Good point. You have seen my level of nuance and raised me. Good show.

ETA: Now shut the fuck up about it.

You’re mean and you’re not my best friend anymore.

Same. If only Rand would take his own advice. (See the pro bono thread for evidence.)

Fuck that, dude.

That’s me and my fucking wife you’re talking about in that old thread. I’m a scumbag, and my wife is emotionally fucked up, according to you. You take runs at people all the fucking time, you just don’t have the balls to call anyone out in specific.

It’d be like me saying “All middle-aged fathers with pre-teen/young teen daughters who post on message boards OBVIOUSLY want to have pedophilic sex with all their daughters.” and then pretending I wasn’t being personally insulting to you or going after your family. When you know goddamn well there are people on the Dope who are living the lives you so disdainfully find wanting, you’re being personal.

Yeah, if and only if you’re idiosyncratically using “hurt” to mean “actual physical damage”. You hurt people all the goddamn time with your little proclamations.

I didn’t say a word about you or your wife. That’s your own inference.

Hey, now. You have to be a tax lawyer to weasel like that.

Are you sure he’s middle aged? I think he may be youngish.

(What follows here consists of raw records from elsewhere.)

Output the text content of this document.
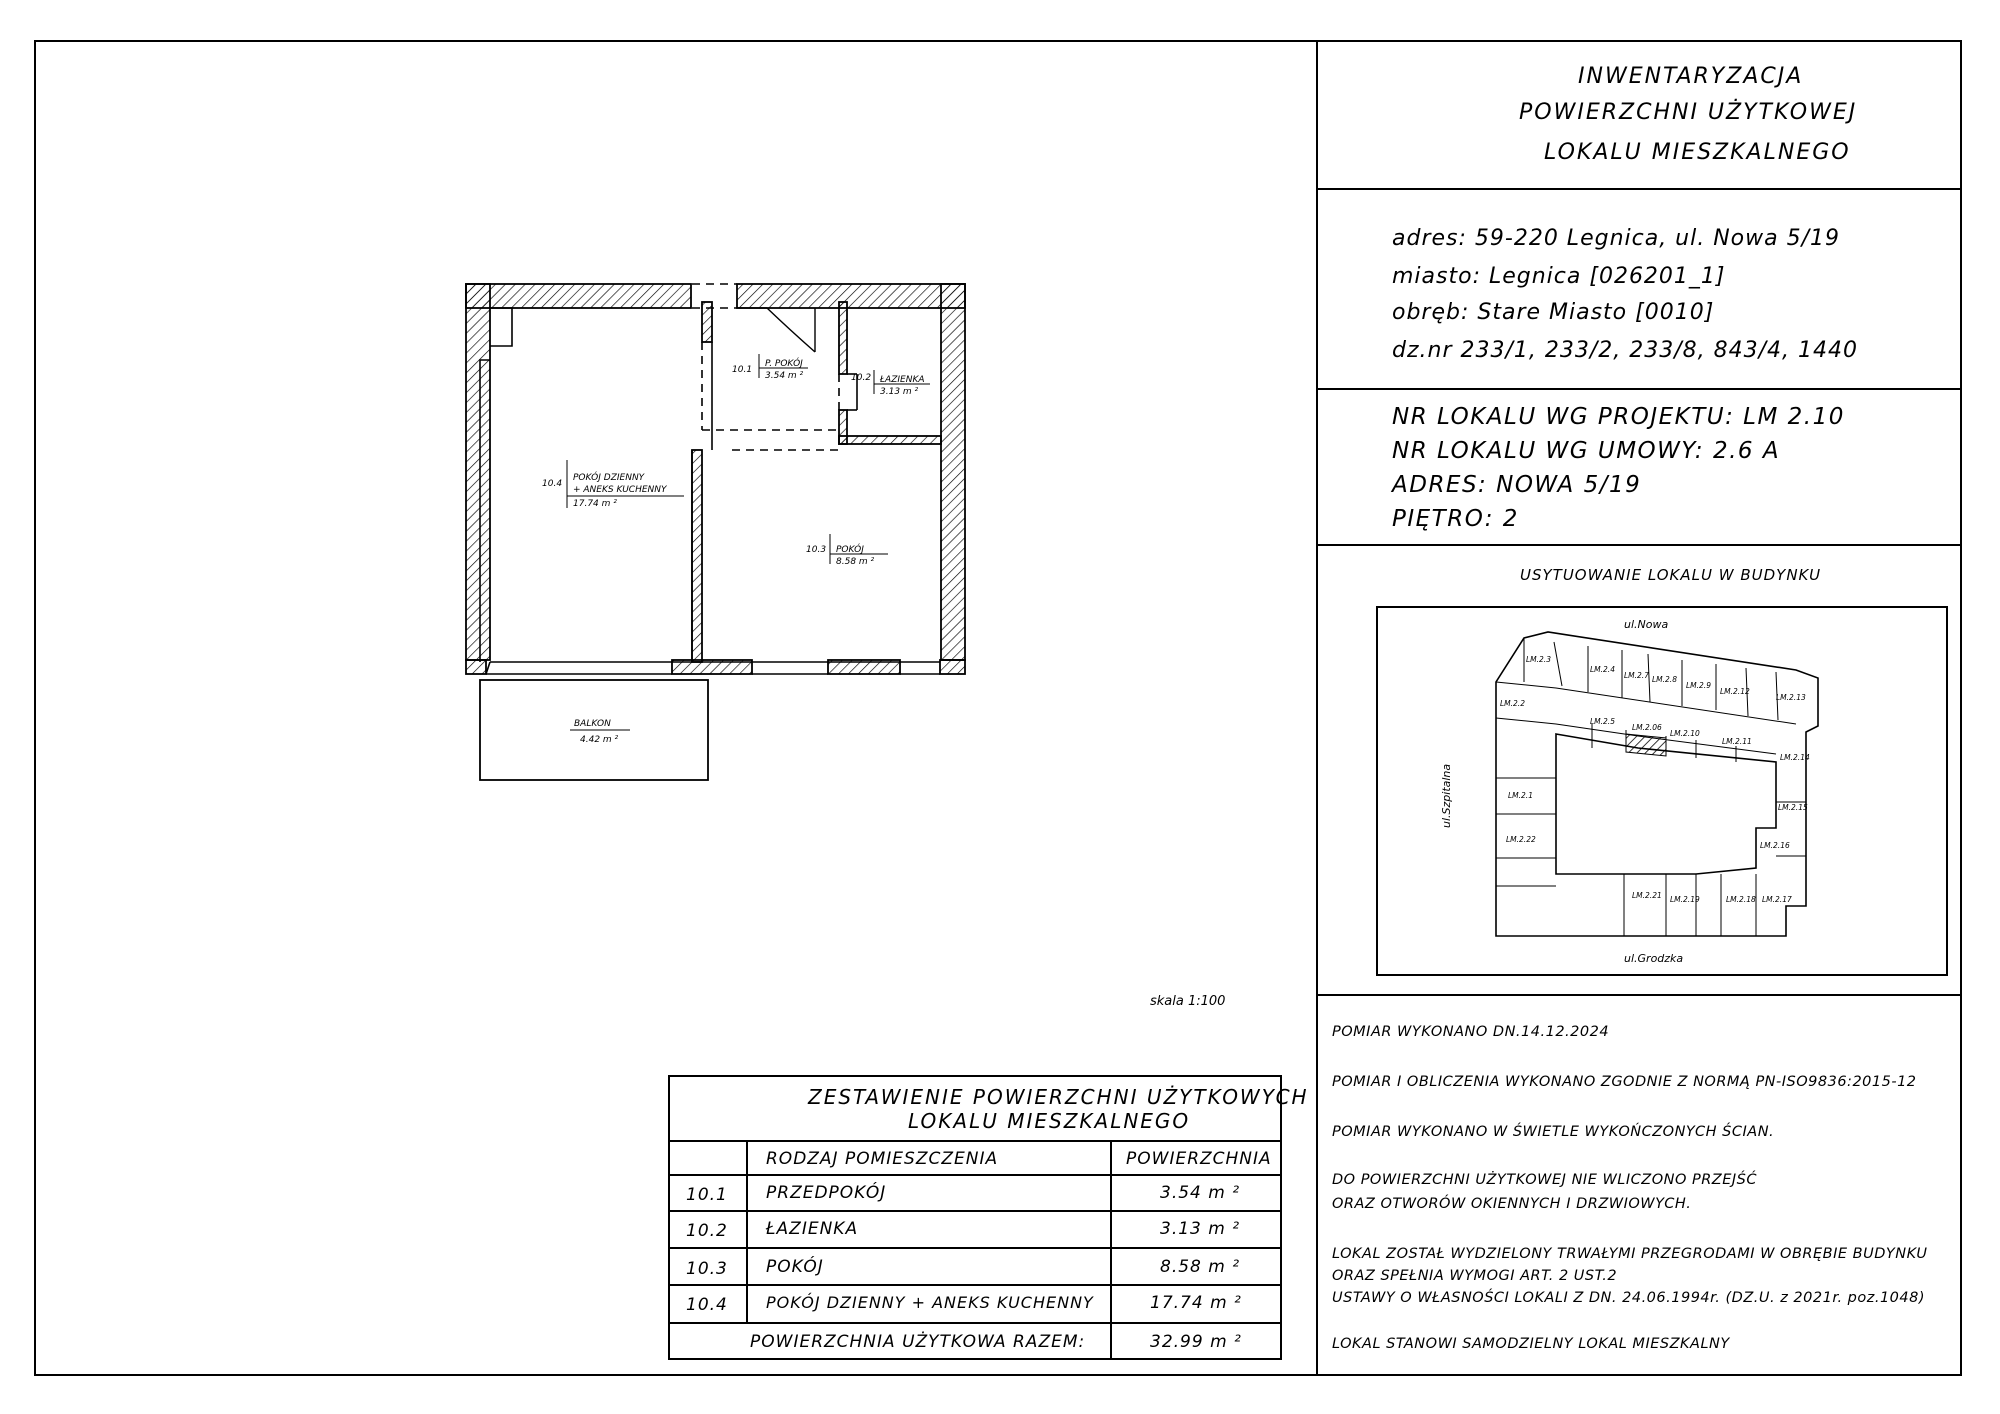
INWENTARYZACJA
POWIERZCHNI UŻYTKOWEJ
LOKALU MIESZKALNEGO
adres: 59-220 Legnica, ul. Nowa 5/19
miasto: Legnica [026201_1]
obręb: Stare Miasto [0010]
dz.nr 233/1, 233/2, 233/8, 843/4, 1440
NR LOKALU WG PROJEKTU: LM 2.10
NR LOKALU WG UMOWY: 2.6 A
ADRES: NOWA 5/19
PIĘTRO: 2
USYTUOWANIE LOKALU W BUDYNKU
ul.Nowa
ul.Grodzka
ul.Szpitalna
LM.2.3
LM.2.4
LM.2.7 LM.2.8
LM.2.9
LM.2.12
LM.2.13
LM.2.2
LM.2.5
LM.2.06
LM.2.10
LM.2.11
LM.2.14
LM.2.1
LM.2.15
LM.2.22
LM.2.16
LM.2.21 LM.2.19	LM.2.18 LM.2.17
POMIAR WYKONANO DN.14.12.2024
POMIAR I OBLICZENIA WYKONANO ZGODNIE Z NORMĄ PN-ISO9836:2015-12
POMIAR WYKONANO W ŚWIETLE WYKOŃCZONYCH ŚCIAN.
DO POWIERZCHNI UŻYTKOWEJ NIE WLICZONO PRZEJŚĆ
ORAZ OTWORÓW OKIENNYCH I DRZWIOWYCH.
LOKAL ZOSTAŁ WYDZIELONY TRWAŁYMI PRZEGRODAMI W OBRĘBIE BUDYNKU
ORAZ SPEŁNIA WYMOGI ART. 2 UST.2
USTAWY O WŁASNOŚCI LOKALI Z DN. 24.06.1994r. (DZ.U. z 2021r. poz.1048)
LOKAL STANOWI SAMODZIELNY LOKAL MIESZKALNY
10.1
P. POKÓJ
3.54 m ²	10.2 ŁAZIENKA
3.13 m ²
10.3 POKÓJ
8.58 m ²
10.4
POKÓJ DZIENNY
+ ANEKS KUCHENNY
17.74 m ²
BALKON
4.42 m ²
skala 1:100
ZESTAWIENIE POWIERZCHNI UŻYTKOWYCH
LOKALU MIESZKALNEGO
RODZAJ POMIESZCZENIA	POWIERZCHNIA
10.1 PRZEDPOKÓJ	3.54 m ²
10.2 ŁAZIENKA	3.13 m ²
10.3 POKÓJ	8.58 m ²
10.4 POKÓJ DZIENNY + ANEKS KUCHENNY	17.74 m ²
POWIERZCHNIA UŻYTKOWA RAZEM:	32.99 m ²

Once upon a time I felt this way. But the reality is that online communication is rapidly becoming the prevalent mode of social interaction in 21st century America. Look at Facebook. Hundreds of millions of people, using their real names, sharing their real lives. Twitter goes straight to the phone in your pocket. It’s intimately personal in a way the old BBS wasn’t. If I had heard about someone who committed suicide over a comment on a 33.6 baud BBS, that would have made me think “wow, this person spent way too much time online and neglected their real life. What happened that they felt they had no outlet or refuge from the hateful things said at 33.6kbps? Where were their family and friends?” But today those things ARE people’s real lives. Friendships are created, grown, and maintained through online interaction.

I have moved away from the view that what is said online is just pixels on a screen. I just don’t think it reflects reality anymore. The reality is that statements online are the modern equivalent of a phone call. If you wouldn’t say it in real life, don’t say it online. That’s what I’m trying to hold myself to, and what I’m teaching my kids.